IAC and BCNC stenoses were common among patients with CND. It has been suggested that IAC formation is dependent on the presence of axons from CNVIII, which seem to inhibit cartilage formation at the medial aspect of the otic vesicle during the process of otic capsule chondrification.³³ Glastonbury et al¹⁹ further hypothesized that the size of the IAC may depend on the volume of CNVIII fibers that traverse the canal during its formation. Along these lines, it is possible that the presence and size of the BCNC may depend on the degree to which the cochlear nerve develops in utero. We were able to identify the vestibular nerve in at least two-thirds of CND-affected ears; furthermore, in 75% of ears in which neither division of CNVIII could be identified, a patent (though frequently small) IAC was still present. These observations suggest that in most cases of ANSD with congenital CND, at least some portion of CNVIII is developed during fetal life. In the cases in which only the vestibular nerve is seen, the cochlear division either never forms (atretic BCNC) or degenerates (stenotic BCNC). In the cases in which both divisions of CNVIII are absent but the IAC is at least partially patent, some portion of the nerve was likely present during the completion of IAC formation but subsequently atrophied before or shortly after birth. Even in the 4 ears demonstrating an atretic porus acousticus, a fluid-filled fundal portion of the IAC was identified in all cases, suggesting that some vestibulocochlear ganglion cells initially developed but that the process of axonal growth was arrested before contact with the brain stem and completion of IAC canalization.

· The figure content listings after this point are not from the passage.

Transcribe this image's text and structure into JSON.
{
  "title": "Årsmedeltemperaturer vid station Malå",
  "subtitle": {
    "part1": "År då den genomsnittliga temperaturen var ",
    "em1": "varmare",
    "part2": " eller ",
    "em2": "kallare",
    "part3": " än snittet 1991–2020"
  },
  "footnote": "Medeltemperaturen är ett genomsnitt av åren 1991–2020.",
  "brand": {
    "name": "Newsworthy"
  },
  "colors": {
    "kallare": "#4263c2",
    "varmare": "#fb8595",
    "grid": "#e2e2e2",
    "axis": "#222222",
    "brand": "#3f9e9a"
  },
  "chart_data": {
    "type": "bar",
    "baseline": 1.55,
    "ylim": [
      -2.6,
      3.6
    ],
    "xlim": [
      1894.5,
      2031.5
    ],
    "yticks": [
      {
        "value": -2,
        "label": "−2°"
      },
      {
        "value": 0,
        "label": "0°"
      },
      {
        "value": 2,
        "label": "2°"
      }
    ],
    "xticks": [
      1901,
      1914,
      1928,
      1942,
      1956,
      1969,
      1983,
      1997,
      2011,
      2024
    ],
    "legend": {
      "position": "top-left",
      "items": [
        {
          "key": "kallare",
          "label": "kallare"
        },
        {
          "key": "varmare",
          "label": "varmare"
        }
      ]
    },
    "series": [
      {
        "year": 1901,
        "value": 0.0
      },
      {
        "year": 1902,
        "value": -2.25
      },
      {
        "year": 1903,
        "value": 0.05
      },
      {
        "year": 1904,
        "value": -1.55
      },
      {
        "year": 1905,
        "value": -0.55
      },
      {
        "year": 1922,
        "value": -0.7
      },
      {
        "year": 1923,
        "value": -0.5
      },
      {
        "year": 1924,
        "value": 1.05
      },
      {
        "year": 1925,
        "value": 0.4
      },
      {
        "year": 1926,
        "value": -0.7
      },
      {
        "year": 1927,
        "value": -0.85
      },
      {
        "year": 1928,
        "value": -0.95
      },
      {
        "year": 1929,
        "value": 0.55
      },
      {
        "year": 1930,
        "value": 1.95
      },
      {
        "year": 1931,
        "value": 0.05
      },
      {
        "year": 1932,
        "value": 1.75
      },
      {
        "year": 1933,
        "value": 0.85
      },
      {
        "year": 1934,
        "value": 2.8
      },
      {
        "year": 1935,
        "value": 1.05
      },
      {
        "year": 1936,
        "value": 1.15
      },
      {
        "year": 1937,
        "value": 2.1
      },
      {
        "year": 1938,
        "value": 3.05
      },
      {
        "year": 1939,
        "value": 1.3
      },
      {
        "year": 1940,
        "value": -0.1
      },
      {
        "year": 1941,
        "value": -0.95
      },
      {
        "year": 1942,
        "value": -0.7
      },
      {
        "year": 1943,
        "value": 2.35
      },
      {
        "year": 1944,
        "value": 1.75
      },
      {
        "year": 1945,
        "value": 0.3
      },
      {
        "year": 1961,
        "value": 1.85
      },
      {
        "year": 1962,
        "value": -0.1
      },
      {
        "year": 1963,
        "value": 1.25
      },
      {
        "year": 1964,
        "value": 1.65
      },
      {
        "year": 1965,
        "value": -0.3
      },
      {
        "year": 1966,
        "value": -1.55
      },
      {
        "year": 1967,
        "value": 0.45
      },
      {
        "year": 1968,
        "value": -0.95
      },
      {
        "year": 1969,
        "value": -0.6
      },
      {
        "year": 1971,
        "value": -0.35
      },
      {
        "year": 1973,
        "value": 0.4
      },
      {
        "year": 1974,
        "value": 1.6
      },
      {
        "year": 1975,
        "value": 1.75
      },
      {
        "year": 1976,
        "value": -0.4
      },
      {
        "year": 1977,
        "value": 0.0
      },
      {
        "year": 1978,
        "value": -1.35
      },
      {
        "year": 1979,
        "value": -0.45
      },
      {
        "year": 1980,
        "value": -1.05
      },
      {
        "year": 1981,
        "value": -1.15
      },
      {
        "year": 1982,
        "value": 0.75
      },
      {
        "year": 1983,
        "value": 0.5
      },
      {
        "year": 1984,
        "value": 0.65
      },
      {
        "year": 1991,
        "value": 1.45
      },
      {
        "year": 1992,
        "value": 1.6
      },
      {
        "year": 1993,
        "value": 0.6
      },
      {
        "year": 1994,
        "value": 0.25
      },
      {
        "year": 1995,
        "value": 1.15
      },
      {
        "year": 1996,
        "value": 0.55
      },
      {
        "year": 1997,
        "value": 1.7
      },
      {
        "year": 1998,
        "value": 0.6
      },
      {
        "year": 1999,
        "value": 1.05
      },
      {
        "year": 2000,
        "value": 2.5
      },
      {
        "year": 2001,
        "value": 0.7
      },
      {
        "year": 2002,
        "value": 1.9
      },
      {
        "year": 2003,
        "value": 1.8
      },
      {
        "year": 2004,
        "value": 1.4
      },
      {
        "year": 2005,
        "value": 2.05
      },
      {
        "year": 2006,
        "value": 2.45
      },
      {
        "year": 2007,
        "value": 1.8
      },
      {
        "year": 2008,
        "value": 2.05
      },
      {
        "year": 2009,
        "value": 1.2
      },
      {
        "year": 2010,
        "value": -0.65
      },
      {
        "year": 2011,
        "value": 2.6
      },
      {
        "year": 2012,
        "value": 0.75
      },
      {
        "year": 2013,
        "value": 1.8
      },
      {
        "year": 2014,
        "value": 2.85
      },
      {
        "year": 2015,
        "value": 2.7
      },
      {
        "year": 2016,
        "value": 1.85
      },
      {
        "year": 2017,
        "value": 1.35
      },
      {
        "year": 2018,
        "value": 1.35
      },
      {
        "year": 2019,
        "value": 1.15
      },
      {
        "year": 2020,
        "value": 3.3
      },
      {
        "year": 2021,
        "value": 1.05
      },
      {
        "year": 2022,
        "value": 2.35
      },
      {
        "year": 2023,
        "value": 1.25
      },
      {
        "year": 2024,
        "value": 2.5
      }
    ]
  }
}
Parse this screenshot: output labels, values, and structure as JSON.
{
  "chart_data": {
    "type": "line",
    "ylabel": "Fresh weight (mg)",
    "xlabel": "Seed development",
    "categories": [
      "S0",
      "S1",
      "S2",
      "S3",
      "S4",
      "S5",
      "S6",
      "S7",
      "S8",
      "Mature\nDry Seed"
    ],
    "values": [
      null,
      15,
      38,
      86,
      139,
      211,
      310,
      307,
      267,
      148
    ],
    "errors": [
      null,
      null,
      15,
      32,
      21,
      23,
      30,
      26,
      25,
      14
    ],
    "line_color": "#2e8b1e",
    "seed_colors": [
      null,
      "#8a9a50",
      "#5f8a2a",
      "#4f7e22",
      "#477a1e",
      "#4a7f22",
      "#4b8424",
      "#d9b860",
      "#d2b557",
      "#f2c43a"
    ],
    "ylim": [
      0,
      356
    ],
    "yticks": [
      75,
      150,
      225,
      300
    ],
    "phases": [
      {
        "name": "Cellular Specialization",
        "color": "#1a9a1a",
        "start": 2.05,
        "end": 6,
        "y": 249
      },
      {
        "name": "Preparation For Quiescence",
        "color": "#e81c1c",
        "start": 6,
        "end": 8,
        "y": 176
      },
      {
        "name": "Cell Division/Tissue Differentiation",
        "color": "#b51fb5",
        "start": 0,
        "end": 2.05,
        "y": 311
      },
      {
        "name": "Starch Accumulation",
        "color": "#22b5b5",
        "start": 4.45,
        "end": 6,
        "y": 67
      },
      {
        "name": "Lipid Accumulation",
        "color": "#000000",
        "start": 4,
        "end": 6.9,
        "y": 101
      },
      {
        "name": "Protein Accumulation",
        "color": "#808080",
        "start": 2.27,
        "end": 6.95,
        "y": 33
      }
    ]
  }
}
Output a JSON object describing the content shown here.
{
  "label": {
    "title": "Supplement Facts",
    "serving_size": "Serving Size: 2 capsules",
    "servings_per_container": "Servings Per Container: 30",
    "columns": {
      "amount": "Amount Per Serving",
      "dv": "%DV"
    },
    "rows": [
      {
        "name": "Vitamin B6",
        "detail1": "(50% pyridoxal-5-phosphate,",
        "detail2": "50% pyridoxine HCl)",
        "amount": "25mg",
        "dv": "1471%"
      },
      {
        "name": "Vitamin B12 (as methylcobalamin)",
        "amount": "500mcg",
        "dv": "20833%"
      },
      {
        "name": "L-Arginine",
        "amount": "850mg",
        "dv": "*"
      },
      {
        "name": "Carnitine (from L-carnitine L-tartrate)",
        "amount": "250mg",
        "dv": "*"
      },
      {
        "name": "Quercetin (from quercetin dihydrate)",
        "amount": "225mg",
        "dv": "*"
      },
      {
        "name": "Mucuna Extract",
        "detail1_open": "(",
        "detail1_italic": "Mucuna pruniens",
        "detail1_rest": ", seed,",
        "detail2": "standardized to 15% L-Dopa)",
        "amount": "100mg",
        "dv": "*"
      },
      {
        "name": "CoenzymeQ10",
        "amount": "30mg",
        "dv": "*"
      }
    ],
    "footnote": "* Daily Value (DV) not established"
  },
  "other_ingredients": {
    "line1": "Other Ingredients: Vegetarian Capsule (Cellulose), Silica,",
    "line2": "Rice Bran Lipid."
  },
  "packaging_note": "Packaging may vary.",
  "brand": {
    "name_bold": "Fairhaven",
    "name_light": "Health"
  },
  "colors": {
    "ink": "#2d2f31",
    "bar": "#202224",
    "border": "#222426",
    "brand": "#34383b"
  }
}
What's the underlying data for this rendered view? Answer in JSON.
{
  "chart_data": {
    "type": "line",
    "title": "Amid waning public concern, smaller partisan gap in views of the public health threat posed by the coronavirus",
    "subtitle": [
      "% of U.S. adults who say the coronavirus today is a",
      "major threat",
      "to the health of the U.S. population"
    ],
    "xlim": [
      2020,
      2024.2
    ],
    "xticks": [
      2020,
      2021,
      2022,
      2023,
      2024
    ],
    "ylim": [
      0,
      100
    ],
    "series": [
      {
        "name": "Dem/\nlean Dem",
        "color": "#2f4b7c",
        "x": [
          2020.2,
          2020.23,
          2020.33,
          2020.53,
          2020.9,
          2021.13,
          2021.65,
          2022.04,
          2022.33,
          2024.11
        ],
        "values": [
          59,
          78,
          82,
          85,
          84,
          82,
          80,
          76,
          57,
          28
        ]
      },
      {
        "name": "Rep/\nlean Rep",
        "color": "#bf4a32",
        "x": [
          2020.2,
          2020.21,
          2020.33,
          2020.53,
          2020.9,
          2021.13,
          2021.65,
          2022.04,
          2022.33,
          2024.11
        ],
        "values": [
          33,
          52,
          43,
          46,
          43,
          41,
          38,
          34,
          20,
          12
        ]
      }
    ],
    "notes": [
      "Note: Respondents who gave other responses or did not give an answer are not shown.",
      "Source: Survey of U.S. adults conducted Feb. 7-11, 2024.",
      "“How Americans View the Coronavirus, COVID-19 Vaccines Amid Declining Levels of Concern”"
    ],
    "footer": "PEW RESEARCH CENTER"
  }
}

In both patients with ANSD and those with cochlear SNHL, preoperative identification of intact cochlear nerves is critical because cochlear implantation is contraindicated in those with bilateral CND.^12,34,35 For these patients, ABI is now being investigated as a treatment option.³⁶ Experience with ABI for CND is limited, and to date, to our knowledge, no studies have examined the influence of concomitant structural brain abnormalities on implant outcomes. We posit that the presence of brain stem malformations may predict poorer ABI outcomes, particularly if the abnormality involves the circuitry of the auditory pathway. Unfortunately, our study focused solely on gross morphologic changes identifiable on conventional MR imaging sequences. It would be interesting to examine patients with CND with diffusion tensor imaging to determine if these patients, and, in particular the patients with gross brain stem abnormalities, demonstrate significant alterations of the auditory pathway fibers. Recent studies have demonstrated decreased fractional anisotropy in the lateral lemnisci and inferior colliculi of patients with SNHL³⁷ and patients with unilateral congenital CND.³⁸

Several limitations of this study should be noted. First, biases inherent in the retrospective nature of the study could have influenced our results. Second, although MR imaging readers were blinded to the patients' clinical presentations, for obvious reasons, they could not be blinded to cochlear nerve status. Despite the readers' efforts to view each aspect of the MR imaging examinations independently, knowledge of cochlear nerve status could have affected their interpretations, especially given the subjective nature of the inner ear and brain assessments. Finally, because our analysis focused only on children with ANSD, our findings should not be generalized to all children with SNHL.